Supreme Court Alert: Insider Trading

Salman v. United States (8-0 Opinion by Justice Alito on December 6, 2016.)

Petitioner Salman was indicted for federal securities-fraud crimes for trading on inside information he received from a friend and rela­tive-by-marriage, Michael Kara, who, in turn, received the infor­mation from his brother, Maher Kara, a former investment banker at Citigroup.

Section 10(b) of the Securities Exchange Act of 1934 and the Securities and Exchange Commission’s Rule 10b–5 prohibit undisclosed trading on inside corporate information by persons bound by a duty of trust and confidence not to exploit that information for their personal ad­vantage. These persons are also forbidden from tipping inside infor­mation to others for trading.
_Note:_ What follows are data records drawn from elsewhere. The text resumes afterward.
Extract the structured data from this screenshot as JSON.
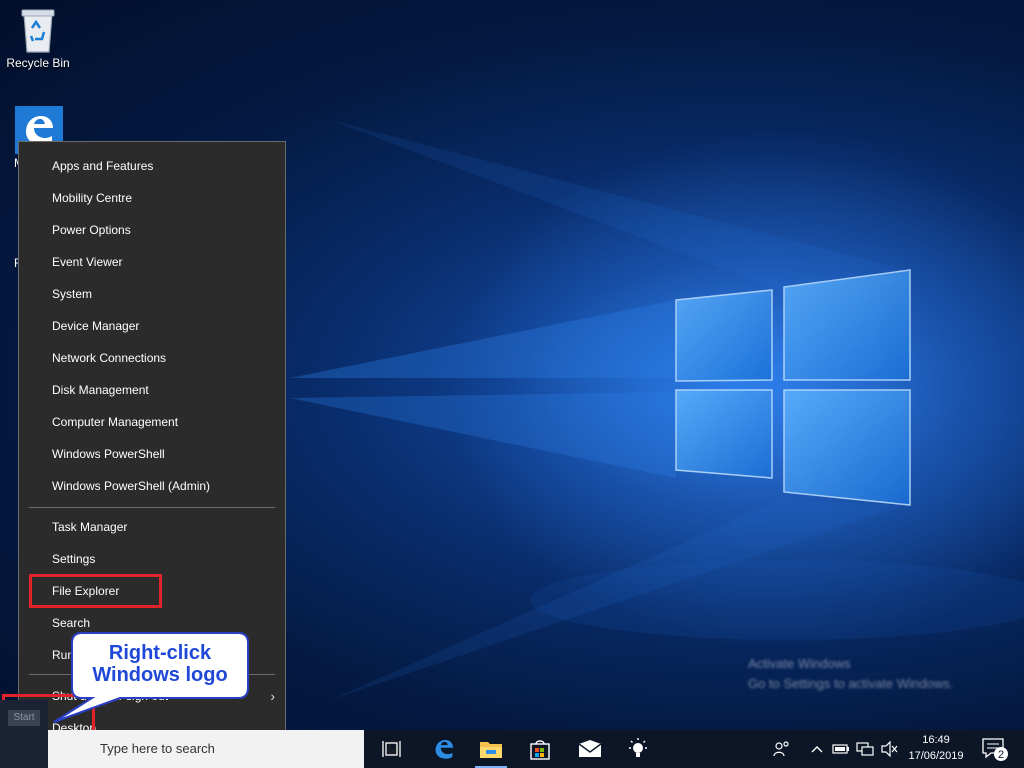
{
  "desktop": {
    "recycle_bin_label": "Recycle Bin",
    "stub_a": "M",
    "stub_b": "F"
  },
  "menu": {
    "items": [
      {
        "label": "Apps and Features"
      },
      {
        "label": "Mobility Centre"
      },
      {
        "label": "Power Options"
      },
      {
        "label": "Event Viewer"
      },
      {
        "label": "System"
      },
      {
        "label": "Device Manager"
      },
      {
        "label": "Network Connections"
      },
      {
        "label": "Disk Management"
      },
      {
        "label": "Computer Management"
      },
      {
        "label": "Windows PowerShell"
      },
      {
        "label": "Windows PowerShell (Admin)"
      },
      {
        "label": "Task Manager"
      },
      {
        "label": "Settings"
      },
      {
        "label": "File Explorer"
      },
      {
        "label": "Search"
      },
      {
        "label": "Run"
      },
      {
        "label": "Shut down or sign out"
      },
      {
        "label": "Desktop"
      }
    ],
    "submenu_arrow": "›"
  },
  "callout": {
    "line1": "Right-click",
    "line2": "Windows logo"
  },
  "taskbar": {
    "start_label": "Start",
    "search_placeholder": "Type here to search",
    "clock_time": "16:49",
    "clock_date": "17/06/2019",
    "notification_count": "2"
  },
  "watermark": {
    "line1": "Activate Windows",
    "line2": "Go to Settings to activate Windows."
  },
  "colors": {
    "highlight": "#e3232b",
    "callout_text": "#1f48d8",
    "menu_bg": "#2b2b2b"
  }
}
A tippee who receives such information with the knowledge that its disclosure breached the tipper’s duty ac­quires that duty and may be liable for securities fraud for any undis­closed trading on the information.
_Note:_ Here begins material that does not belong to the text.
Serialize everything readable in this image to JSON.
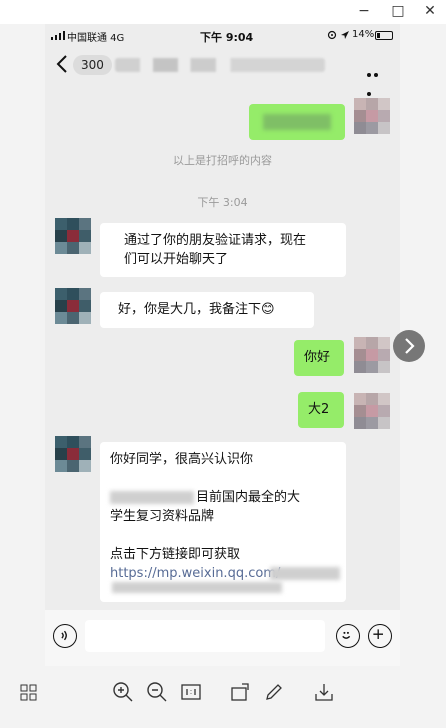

In Dirks v. SEC, 463 U. S. 646, SCOTUS explained that tippee liability hinges on whether the tip­per’s disclosure breaches a fiduciary duty, which occurs when the tip­per discloses the information for a personal benefit. The Court also held that a personal benefit may be inferred where the tipper re­ceives something of value in exchange for the tip or “makes a gift of confidential information to a trading relative or friend.” Id., at 664.

SCOTUS has affirmed the Ninth Circuit’s holding that a jury can infer that the tipper personally benefited from making a gift of confidential information to a trading relative. Pp. 6–12. (a), noting that “when an insider makes a gift of confidential information to a trading relative or friend . . . [t]he tip and trade resemble trading by the insider himself followed by a gift of the profits to the recipient,” 463 U. S., at 664.
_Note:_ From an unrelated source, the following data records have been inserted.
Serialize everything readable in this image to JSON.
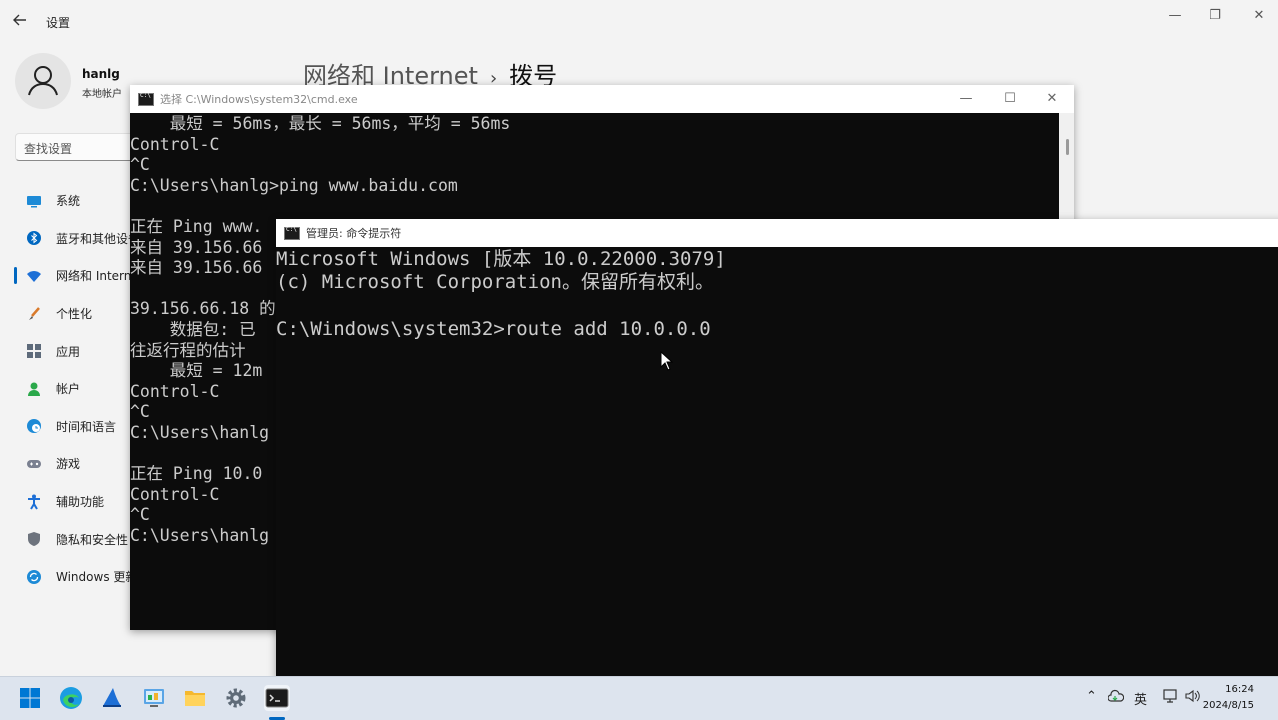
{
  "settings": {
    "title": "设置",
    "user": {
      "name": "hanlg",
      "type": "本地帐户"
    },
    "search_placeholder": "查找设置",
    "nav": [
      {
        "label": "系统",
        "icon": "monitor-icon",
        "color": "#1d8ad6"
      },
      {
        "label": "蓝牙和其他设备",
        "icon": "bluetooth-icon",
        "color": "#0067c0"
      },
      {
        "label": "网络和 Internet",
        "icon": "wifi-icon",
        "color": "#1d6fd6",
        "active": true
      },
      {
        "label": "个性化",
        "icon": "brush-icon",
        "color": "#d97a2b"
      },
      {
        "label": "应用",
        "icon": "apps-icon",
        "color": "#5d6a7a"
      },
      {
        "label": "帐户",
        "icon": "account-icon",
        "color": "#2aa84a"
      },
      {
        "label": "时间和语言",
        "icon": "globe-clock-icon",
        "color": "#1d8ad6"
      },
      {
        "label": "游戏",
        "icon": "gamepad-icon",
        "color": "#7a8090"
      },
      {
        "label": "辅助功能",
        "icon": "accessibility-icon",
        "color": "#1d6fd6"
      },
      {
        "label": "隐私和安全性",
        "icon": "shield-icon",
        "color": "#6d737d"
      },
      {
        "label": "Windows 更新",
        "icon": "update-icon",
        "color": "#1d8ad6"
      }
    ],
    "breadcrumb": {
      "parent": "网络和 Internet",
      "separator": "›",
      "current": "拨号"
    }
  },
  "cmd1": {
    "title": "选择 C:\\Windows\\system32\\cmd.exe",
    "lines": [
      "    最短 = 56ms，最长 = 56ms，平均 = 56ms",
      "Control-C",
      "^C",
      "C:\\Users\\hanlg>ping www.baidu.com",
      "",
      "正在 Ping www.",
      "来自 39.156.66",
      "来自 39.156.66",
      "",
      "39.156.66.18 的",
      "    数据包: 已",
      "往返行程的估计",
      "    最短 = 12m",
      "Control-C",
      "^C",
      "C:\\Users\\hanlg",
      "",
      "正在 Ping 10.0",
      "Control-C",
      "^C",
      "C:\\Users\\hanlg"
    ]
  },
  "cmd2": {
    "title": "管理员: 命令提示符",
    "lines": [
      "Microsoft Windows [版本 10.0.22000.3079]",
      "(c) Microsoft Corporation。保留所有权利。",
      "",
      "C:\\Windows\\system32>route add 10.0.0.0"
    ]
  },
  "taskbar": {
    "apps": [
      {
        "name": "start-button",
        "icon": "windows-logo-icon"
      },
      {
        "name": "edge-app",
        "icon": "edge-icon"
      },
      {
        "name": "app-sail",
        "icon": "sail-icon"
      },
      {
        "name": "control-panel-app",
        "icon": "control-panel-icon"
      },
      {
        "name": "file-explorer-app",
        "icon": "folder-icon"
      },
      {
        "name": "settings-app",
        "icon": "gear-icon"
      },
      {
        "name": "terminal-app",
        "icon": "terminal-icon",
        "active": true
      }
    ],
    "tray": {
      "ime": "英"
    },
    "clock": {
      "time": "16:24",
      "date": "2024/8/15"
    }
  },
  "colors": {
    "accent": "#0067c0",
    "terminal_bg": "#0c0c0c",
    "terminal_text": "#cccccc"
  }
}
SCOTUS observed that, by disclosing confidential information as a gift to his brother with the expectation that he would trade on it, Maher breached his duty of trust and confidence to Citigroup and its clients—a duty acquired and breached by Salman when he traded on the information with full knowledge that it had been improperly disclosed. The Court added that to the extent that the Second Circuit in Newman held that the tipper must also receive something of a “pecuniary or similarly valuable nature” in exchange for a gift to a trading relative, that rule is inconsistent with Dirks. Pp. 8–10.  Thus, the tipper need not receive anything of pecuniary value for criminal liability to attach.